Меня вызвали к трибуне для свидетелей. Служащий суда, маленький и усохший, на пороге к проходу остановился, вытягиваясь по стойке «смирно», а когда я проходила мимо, энергично взмахнул рукой, указывая направление. Всей своей напряженной позой, сведенными бровями, сжатыми губами, выражением глаз он словно бы приказывал мне молчать в ответ на вопросы суда, не говорить ни единого слова.
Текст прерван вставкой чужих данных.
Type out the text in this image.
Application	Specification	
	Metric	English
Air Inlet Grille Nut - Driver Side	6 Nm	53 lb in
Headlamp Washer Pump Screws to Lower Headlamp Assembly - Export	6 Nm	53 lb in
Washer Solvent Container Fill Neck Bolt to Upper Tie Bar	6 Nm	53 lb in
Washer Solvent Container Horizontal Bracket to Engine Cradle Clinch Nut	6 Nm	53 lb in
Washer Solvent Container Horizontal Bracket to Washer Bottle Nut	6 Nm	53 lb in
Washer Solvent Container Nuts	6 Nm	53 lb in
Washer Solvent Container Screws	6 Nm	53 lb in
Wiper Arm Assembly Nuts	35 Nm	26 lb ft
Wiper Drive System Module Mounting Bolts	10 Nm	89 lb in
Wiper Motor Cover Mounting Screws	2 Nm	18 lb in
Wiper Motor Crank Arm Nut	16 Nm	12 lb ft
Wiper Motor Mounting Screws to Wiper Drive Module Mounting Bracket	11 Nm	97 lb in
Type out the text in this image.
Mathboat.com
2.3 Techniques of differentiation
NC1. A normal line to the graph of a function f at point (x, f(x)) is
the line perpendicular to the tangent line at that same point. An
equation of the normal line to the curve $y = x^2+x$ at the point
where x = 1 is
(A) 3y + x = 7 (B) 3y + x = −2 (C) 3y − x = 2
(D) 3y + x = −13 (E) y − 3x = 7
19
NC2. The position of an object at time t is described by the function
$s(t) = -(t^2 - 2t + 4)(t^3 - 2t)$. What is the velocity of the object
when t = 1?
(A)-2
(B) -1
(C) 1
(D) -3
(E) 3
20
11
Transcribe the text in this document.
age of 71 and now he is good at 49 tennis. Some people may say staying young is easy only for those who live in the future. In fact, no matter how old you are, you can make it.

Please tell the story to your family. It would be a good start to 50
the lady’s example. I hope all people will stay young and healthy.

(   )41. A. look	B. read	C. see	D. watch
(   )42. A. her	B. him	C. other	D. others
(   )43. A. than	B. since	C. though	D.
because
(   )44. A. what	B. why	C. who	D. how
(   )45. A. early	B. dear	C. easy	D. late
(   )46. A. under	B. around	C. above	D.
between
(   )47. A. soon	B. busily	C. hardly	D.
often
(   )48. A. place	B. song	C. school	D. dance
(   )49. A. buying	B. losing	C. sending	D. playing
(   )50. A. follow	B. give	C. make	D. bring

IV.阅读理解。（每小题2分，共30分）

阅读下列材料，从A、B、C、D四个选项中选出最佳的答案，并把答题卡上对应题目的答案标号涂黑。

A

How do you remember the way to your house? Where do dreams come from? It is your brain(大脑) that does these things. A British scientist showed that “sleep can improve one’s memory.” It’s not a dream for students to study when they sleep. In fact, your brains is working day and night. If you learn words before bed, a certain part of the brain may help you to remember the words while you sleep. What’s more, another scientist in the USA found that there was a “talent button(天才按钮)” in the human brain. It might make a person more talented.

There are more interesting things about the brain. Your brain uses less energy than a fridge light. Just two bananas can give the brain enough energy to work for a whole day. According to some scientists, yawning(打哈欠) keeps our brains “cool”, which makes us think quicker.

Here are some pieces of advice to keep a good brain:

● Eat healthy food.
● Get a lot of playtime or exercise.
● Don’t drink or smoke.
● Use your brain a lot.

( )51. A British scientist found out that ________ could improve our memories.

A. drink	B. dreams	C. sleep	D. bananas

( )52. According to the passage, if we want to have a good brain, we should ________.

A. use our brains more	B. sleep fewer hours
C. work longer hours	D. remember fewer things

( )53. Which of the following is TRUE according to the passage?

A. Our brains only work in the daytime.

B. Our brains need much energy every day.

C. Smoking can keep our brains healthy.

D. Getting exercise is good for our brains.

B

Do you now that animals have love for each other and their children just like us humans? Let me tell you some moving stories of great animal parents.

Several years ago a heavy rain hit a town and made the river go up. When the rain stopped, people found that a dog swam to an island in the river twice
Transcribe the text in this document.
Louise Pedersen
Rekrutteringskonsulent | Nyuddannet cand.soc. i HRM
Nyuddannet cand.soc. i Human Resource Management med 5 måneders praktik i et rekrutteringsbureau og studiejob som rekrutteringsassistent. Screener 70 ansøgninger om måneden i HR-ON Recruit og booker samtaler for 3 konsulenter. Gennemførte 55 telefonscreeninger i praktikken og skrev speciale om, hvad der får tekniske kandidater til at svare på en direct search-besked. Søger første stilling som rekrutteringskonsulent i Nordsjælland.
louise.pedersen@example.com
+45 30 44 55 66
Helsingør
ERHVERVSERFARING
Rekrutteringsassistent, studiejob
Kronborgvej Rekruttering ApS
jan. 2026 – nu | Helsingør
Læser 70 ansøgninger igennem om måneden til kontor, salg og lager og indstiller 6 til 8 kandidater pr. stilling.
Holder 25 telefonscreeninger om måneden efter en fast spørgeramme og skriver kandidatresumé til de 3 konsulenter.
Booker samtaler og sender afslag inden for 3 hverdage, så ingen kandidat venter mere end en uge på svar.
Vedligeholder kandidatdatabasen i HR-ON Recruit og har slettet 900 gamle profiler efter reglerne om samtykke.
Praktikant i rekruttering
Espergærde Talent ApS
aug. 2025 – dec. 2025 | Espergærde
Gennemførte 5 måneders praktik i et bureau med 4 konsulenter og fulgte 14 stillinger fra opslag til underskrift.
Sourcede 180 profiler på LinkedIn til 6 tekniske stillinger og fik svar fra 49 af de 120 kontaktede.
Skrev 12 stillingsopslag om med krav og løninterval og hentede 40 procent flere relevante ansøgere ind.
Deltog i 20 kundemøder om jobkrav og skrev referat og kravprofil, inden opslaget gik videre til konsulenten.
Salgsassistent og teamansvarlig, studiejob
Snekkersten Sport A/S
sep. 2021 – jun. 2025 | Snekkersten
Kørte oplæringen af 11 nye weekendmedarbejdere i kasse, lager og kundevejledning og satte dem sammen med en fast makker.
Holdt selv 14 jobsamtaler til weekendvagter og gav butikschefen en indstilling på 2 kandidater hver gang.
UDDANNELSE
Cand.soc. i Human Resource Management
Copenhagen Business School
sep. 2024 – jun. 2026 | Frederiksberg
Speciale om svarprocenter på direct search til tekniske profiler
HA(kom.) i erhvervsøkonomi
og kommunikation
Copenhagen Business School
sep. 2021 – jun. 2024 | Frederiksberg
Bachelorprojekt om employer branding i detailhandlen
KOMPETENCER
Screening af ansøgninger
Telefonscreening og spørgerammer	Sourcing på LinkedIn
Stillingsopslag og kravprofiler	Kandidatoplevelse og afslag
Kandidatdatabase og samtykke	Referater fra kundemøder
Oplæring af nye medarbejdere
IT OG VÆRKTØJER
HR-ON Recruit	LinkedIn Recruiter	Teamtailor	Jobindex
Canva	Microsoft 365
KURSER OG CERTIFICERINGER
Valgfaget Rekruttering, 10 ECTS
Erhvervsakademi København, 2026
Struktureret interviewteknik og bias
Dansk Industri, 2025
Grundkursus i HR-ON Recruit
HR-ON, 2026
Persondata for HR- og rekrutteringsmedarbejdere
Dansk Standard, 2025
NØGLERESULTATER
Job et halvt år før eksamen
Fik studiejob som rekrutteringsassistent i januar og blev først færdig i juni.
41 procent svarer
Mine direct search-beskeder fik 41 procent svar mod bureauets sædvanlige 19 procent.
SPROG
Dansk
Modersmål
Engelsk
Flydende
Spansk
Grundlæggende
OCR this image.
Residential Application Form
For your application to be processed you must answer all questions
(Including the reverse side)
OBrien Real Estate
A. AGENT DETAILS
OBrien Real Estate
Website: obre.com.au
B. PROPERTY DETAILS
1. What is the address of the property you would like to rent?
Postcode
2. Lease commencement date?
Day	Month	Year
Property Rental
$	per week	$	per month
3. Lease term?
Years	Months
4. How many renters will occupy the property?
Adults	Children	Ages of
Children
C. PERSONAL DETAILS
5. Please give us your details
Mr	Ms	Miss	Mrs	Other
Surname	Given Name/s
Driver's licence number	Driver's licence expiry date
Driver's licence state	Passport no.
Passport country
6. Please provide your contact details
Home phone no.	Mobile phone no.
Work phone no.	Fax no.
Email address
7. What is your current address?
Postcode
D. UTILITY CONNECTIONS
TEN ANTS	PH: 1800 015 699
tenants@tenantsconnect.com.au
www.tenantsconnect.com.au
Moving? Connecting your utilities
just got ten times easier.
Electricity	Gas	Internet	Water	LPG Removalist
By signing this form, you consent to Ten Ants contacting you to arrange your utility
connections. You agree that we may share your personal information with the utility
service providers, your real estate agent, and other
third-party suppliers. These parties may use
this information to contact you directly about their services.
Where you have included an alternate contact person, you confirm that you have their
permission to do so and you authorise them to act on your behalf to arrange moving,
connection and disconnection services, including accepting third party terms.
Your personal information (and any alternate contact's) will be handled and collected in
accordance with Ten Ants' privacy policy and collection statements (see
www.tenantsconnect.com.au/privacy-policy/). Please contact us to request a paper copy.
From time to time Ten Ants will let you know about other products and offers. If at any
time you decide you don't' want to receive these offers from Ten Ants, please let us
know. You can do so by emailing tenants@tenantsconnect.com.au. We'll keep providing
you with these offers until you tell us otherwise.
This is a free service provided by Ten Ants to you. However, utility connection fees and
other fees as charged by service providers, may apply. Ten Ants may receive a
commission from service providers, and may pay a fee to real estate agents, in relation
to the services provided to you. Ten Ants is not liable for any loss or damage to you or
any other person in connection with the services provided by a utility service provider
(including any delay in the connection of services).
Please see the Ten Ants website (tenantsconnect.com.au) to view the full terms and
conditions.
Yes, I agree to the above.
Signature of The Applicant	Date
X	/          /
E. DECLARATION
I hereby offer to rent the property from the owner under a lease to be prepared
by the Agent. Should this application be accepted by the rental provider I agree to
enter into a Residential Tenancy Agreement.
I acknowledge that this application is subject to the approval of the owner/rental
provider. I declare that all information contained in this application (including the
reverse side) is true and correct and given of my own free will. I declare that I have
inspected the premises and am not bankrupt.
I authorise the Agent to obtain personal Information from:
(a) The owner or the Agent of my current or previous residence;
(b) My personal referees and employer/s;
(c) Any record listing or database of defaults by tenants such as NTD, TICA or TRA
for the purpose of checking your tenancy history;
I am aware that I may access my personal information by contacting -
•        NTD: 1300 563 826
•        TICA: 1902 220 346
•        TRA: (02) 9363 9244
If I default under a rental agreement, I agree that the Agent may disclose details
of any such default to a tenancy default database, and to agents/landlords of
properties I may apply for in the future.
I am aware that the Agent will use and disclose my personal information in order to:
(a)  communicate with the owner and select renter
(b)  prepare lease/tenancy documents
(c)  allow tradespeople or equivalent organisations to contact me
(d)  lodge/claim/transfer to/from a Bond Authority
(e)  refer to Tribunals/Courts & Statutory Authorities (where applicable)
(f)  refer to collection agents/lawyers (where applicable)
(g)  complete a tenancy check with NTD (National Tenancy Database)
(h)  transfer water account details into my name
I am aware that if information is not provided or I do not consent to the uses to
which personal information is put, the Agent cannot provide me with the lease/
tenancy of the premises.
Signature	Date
Подсудимые уже сидят на своих местах. Равнодушные, похожие на уставших от долгого лечения в психиатрической клинике для неопасных безумцев, сутулые, дряхлые, с обвисшими щеками, пригибаемые тяжестью собственных плеч, некоторые даже, как, например, Шахт, с полуоткрытым ртом, с опущенными, как в полусне, веками. Оживлен только Геринг — хотя он тоже слегка посерел и напоминает старую шину, из которой выпустили воздух, — он театрально реагирует на все происходящее, играет какую-то свою последнюю роль, то хватаясь за край пюпитра, то резко поворачиваясь всем телом в сторону возвышения для свидетелей, и быстрым взглядом изучает свидетеля обвинения, женщину, которая пережила Освенцим. Пережила Освенцим! Смотрите, смотрите! Брови рейхсмаршала изумленно вздрагивают. В рыбьих глазах гнев. Его мясистые ладони, короткие пальцы стискивают деревянный край скамьи. Скамья подсудимых не внушает мне страха. Обезвреженные. Бессильные. Лишенные кошмарной силы, которая давала им возможность одним росчерком пера обрекать на смерть и простых, и гениальных людей, уничтожать целые семьи, целые деревни, целые города, целые государства Европы.